String of tragedies affect small town

Published: Monday, July 15, 2013 12:03 p.m. CDT

DAYTON (AP) — Dayton has endured a string of recent tragedies with four unexpected deaths in the area in the past two months that has many of the town’s 800 residents feeling uneasy.

The Des Moines Register reported the trouble began May 20 when two young girls were abducted.

The younger of the two girls, 12-year-old Dezi Hughes, escaped, but 42-year-old suspect Michael Klunder committed suicide. And 15-year-old Kathlynn Shepard’s body was found later.

Then last Tuesday, 30-year-old Brandon Mullen died in a grain bin six miles west of Dayton.

And a day later, the body of 22-year-old Steven Fisher was found in a roadside ditch about 15 miles north of Dayton. Two people — Ronald Dilley, 28, and Holly Ekstrom, 22, both of Fort Dodge — are now facing first-degree murder charges in Fisher’s death.

Some of the effects of the string of deaths are readily apparent in Dayton. Most homes and light poles are adorned with purple ribbons or some sort of memorial to Shepard. And residents say the streets appear quieter.

“I don’t even think words can describe the last two months,” said Brenda Hagge, a server at the Iron Saddle Saloon in downtown Dayton.

Amy Steck, who grew up in Dayton, imposed strict new rules on her children after Shepard’s abduction.

“It’s scary for people with kids now,” Steck said.

Michelle Nelson, whose children rode the same school bus as Shepard, said people don’t feel comfortable letting their kids walk around or bike as much anymore.

“I feel like I need to be looking at everybody whether I know them or not,” she said. “It’s just overwhelming sometimes.
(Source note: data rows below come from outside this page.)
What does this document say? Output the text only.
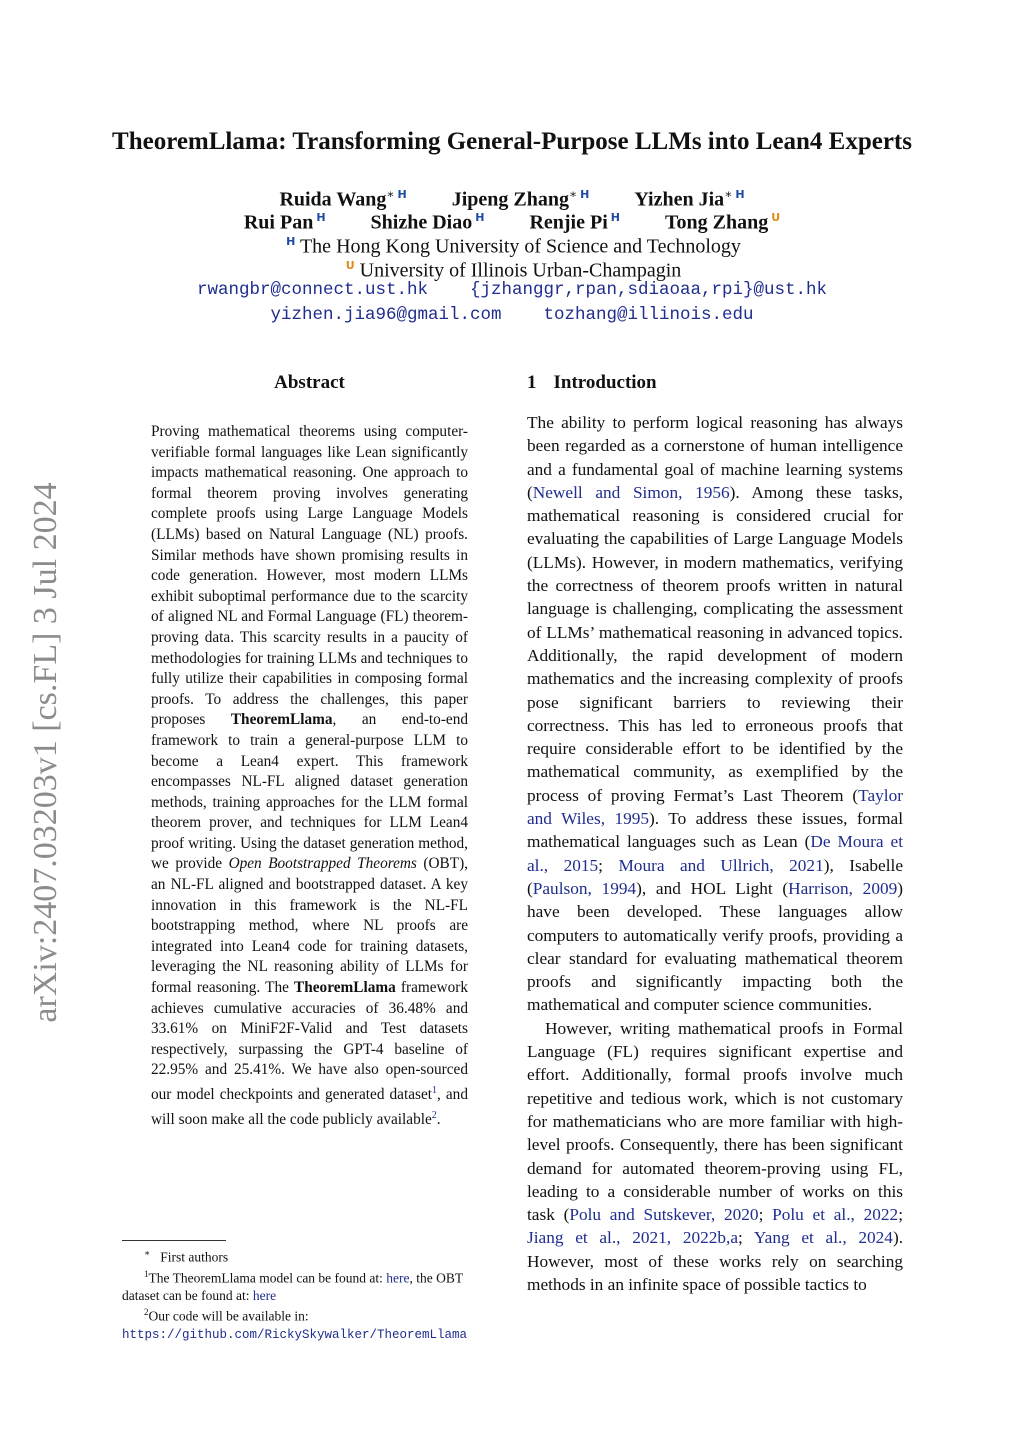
arXiv:2407.03203v1 [cs.FL] 3 Jul 2024
TheoremLlama: Transforming General-Purpose LLMs into Lean4 Experts
Ruida Wang∗ $^H$ Jipeng Zhang∗ $^H$ Yizhen Jia∗ $^H$
Rui Pan $^H$ Shizhe Diao $^H$ Renjie Pi $^H$ Tong Zhang $^U$
$^H$ The Hong Kong University of Science and Technology
$^U$ University of Illinois Urban-Champagin
rwangbr@connect.ust.hk {jzhanggr,rpan,sdiaoaa,rpi}@ust.hk
yizhen.jia96@gmail.com tozhang@illinois.edu
Abstract

Proving mathematical theorems using computer-verifiable formal languages like Lean significantly impacts mathematical reasoning. One approach to formal theorem proving involves generating complete proofs using Large Language Models (LLMs) based on Natural Language (NL) proofs. Similar methods have shown promising results in code generation. However, most modern LLMs exhibit suboptimal performance due to the scarcity of aligned NL and Formal Language (FL) theorem-proving data. This scarcity results in a paucity of methodologies for training LLMs and techniques to fully utilize their capabilities in composing formal proofs. To address the challenges, this paper proposes TheoremLlama, an end-to-end framework to train a general-purpose LLM to become a Lean4 expert. This framework encompasses NL-FL aligned dataset generation methods, training approaches for the LLM formal theorem prover, and techniques for LLM Lean4 proof writing. Using the dataset generation method, we provide Open Bootstrapped Theorems (OBT), an NL-FL aligned and bootstrapped dataset. A key innovation in this framework is the NL-FL bootstrapping method, where NL proofs are integrated into Lean4 code for training datasets, leveraging the NL reasoning ability of LLMs for formal reasoning. The TheoremLlama framework achieves cumulative accuracies of 36.48% and 33.61% on MiniF2F-Valid and Test datasets respectively, surpassing the GPT-4 baseline of 22.95% and 25.41%. We have also open-sourced our model checkpoints and generated dataset$^1$, and will soon make all the code publicly available$^2$.

∗ First authors

$^1$The TheoremLlama model can be found at: here, the OBT dataset can be found at: here

$^2$Our code will be available in:

https://github.com/RickySkywalker/TheoremLlama

1 Introduction

The ability to perform logical reasoning has always been regarded as a cornerstone of human intelligence and a fundamental goal of machine learning systems (Newell and Simon, 1956). Among these tasks, mathematical reasoning is considered crucial for evaluating the capabilities of Large Language Models (LLMs). However, in modern mathematics, verifying the correctness of theorem proofs written in natural language is challenging, complicating the assessment of LLMs’ mathematical reasoning in advanced topics. Additionally, the rapid development of modern mathematics and the increasing complexity of proofs pose significant barriers to reviewing their correctness. This has led to erroneous proofs that require considerable effort to be identified by the mathematical community, as exemplified by the process of proving Fermat’s Last Theorem (Taylor and Wiles, 1995). To address these issues, formal mathematical languages such as Lean (De Moura et al., 2015; Moura and Ullrich, 2021), Isabelle (Paulson, 1994), and HOL Light (Harrison, 2009) have been developed. These languages allow computers to automatically verify proofs, providing a clear standard for evaluating mathematical theorem proofs and significantly impacting both the mathematical and computer science communities.

However, writing mathematical proofs in Formal Language (FL) requires significant expertise and effort. Additionally, formal proofs involve much repetitive and tedious work, which is not customary for mathematicians who are more familiar with high-level proofs. Consequently, there has been significant demand for automated theorem-proving using FL, leading to a considerable number of works on this task (Polu and Sutskever, 2020; Polu et al., 2022; Jiang et al., 2021, 2022b,a; Yang et al., 2024). However, most of these works rely on searching methods in an infinite space of possible tactics to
As a parent you need to watch everything.”

Scott Temple, professor of psychiatry at the University of Iowa, said it’s possible this streak of violence could trigger changes in Dayton.

“These people know the families, these people know the little girls, they know the guy in the grain elevator,” Temple said. “It pierces their sense of being exempt from a threat that’s engulfing a lot of other places.”

But he predicted that Dayton residents will help each other deal with their grief and shock.